I made my own script to remove some modules - all I had to do was unload
ndiswrapper, and b44 (wired network) and 2.6.12 suspended ok, but not 2.6.13...

So, what now?
Comment 26 Daniel Drake 2005-10-29 06:54:23 UTC
Downstream bug report:
http://bugs.gentoo.org/110661
Comment 27 Venkatesh Pallipadi 2005-10-29 08:44:51 UTC
Slowness issue and suspend-resume issue seems to be unrelated at this point. I
don't see how the changes for the slowness issue affect suspend-resume in any way.

Patches for slowness issue is in Len's acpi test tree now. So, it should get
into mm and the bse soon.

For suspend-resume issue, it will be great if you can open another bug. Was it
working fine on say 2.6.12? Was it working fine before this patch (even though
the whole system was slow)? How exactly does it fail? Fails during suspend? or
during resume? Does it hang or oops or panic?
Comment 28 Iain Buchanan 2005-11-13 17:48:19 UTC
Just installed vanilla-sources 2.6.15_rc1 (on gentoo) and the "slowness" is
still there.  The good news is the two patches still fix the issue.

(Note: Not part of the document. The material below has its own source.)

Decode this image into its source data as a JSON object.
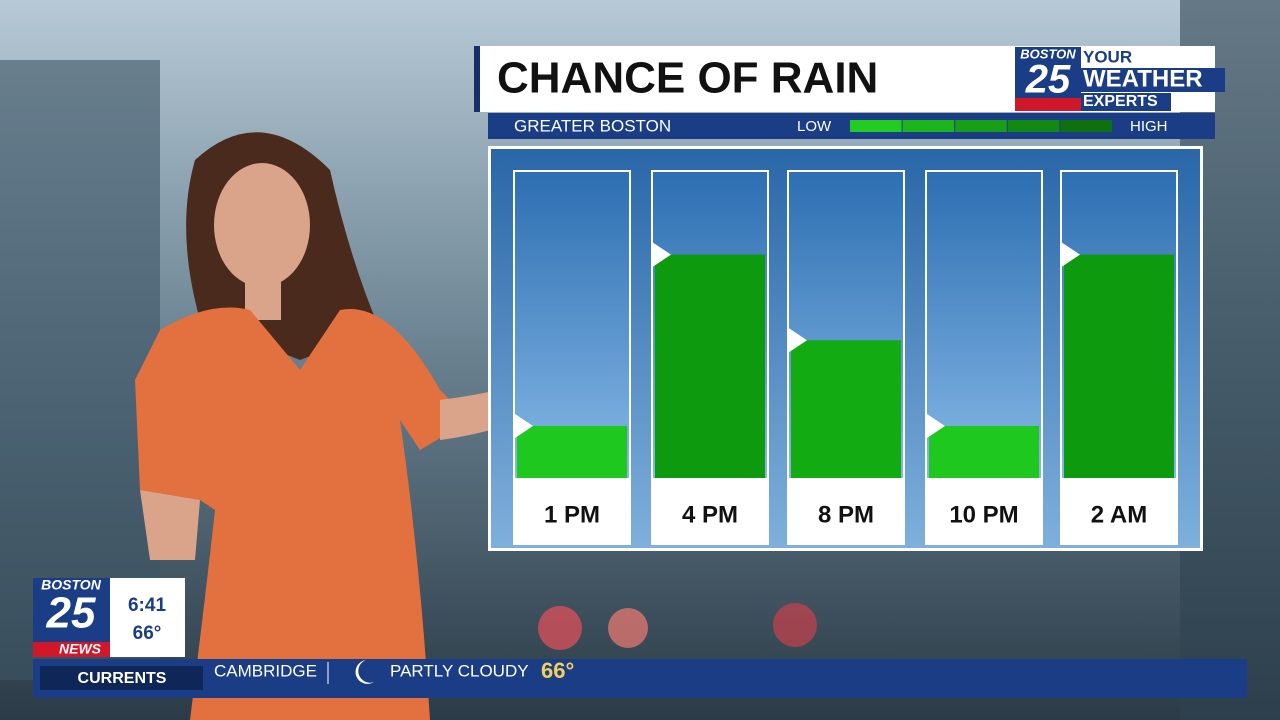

(Also, I can now cleanly compile and load ndiswrapper, which I haven't been able
to do for all of 2.6.14 :)

Now I just have to wait for suspend2 patches for 2.6.15 and I'll be a happy
chappy again ;)
Comment 29 Shaohua 2005-11-28 11:53:27 UTC
Created attachment 6707 [details]
Watchout for P_LVL2_UP flag in fadt, before using C2 and beyond on SMP systems

Venki's patch with some typos fixed. Venki, please look at it.
Comment 30 Shaohua 2005-12-01 17:00:35 UTC
Created attachment 6742 [details]
p_LVL2_UP flag: increament against 2.6.15-rc3-mm1
Comment 31 Len Brown 2005-12-05 13:53:51 UTC
Created attachment 6774 [details]
incremental patch (#3) from David Shaohua Li vs 2.6.15-rc5

patches in comment #16 and comment #17 shipped in linux-2.6.15-rc5
the refreshed 3rd patch attached from Shaohua & Venki applied to acpi-test tree
Comment 32 marco 2005-12-07 10:39:42 UTC
Hi, I didn't understood, is it fixed in 2.6.15-rc5? Because I have exactly the 
same problem (P4 HT), but upgrading to 2.6.15-rc5 didn't solve it. I didn't 
apply any patches, should I ? 
Thanks 
Comment 33 marco 2005-12-07 10:59:50 UTC
ok, it works if I apply patch from comment #31. I've should have tried first 
and asked after. Sorry! 
Marco 
Comment 34 Len Brown 2006-02-02 14:34:50 UTC
Shipped in 2.6.16-rc1-git6 -- closing.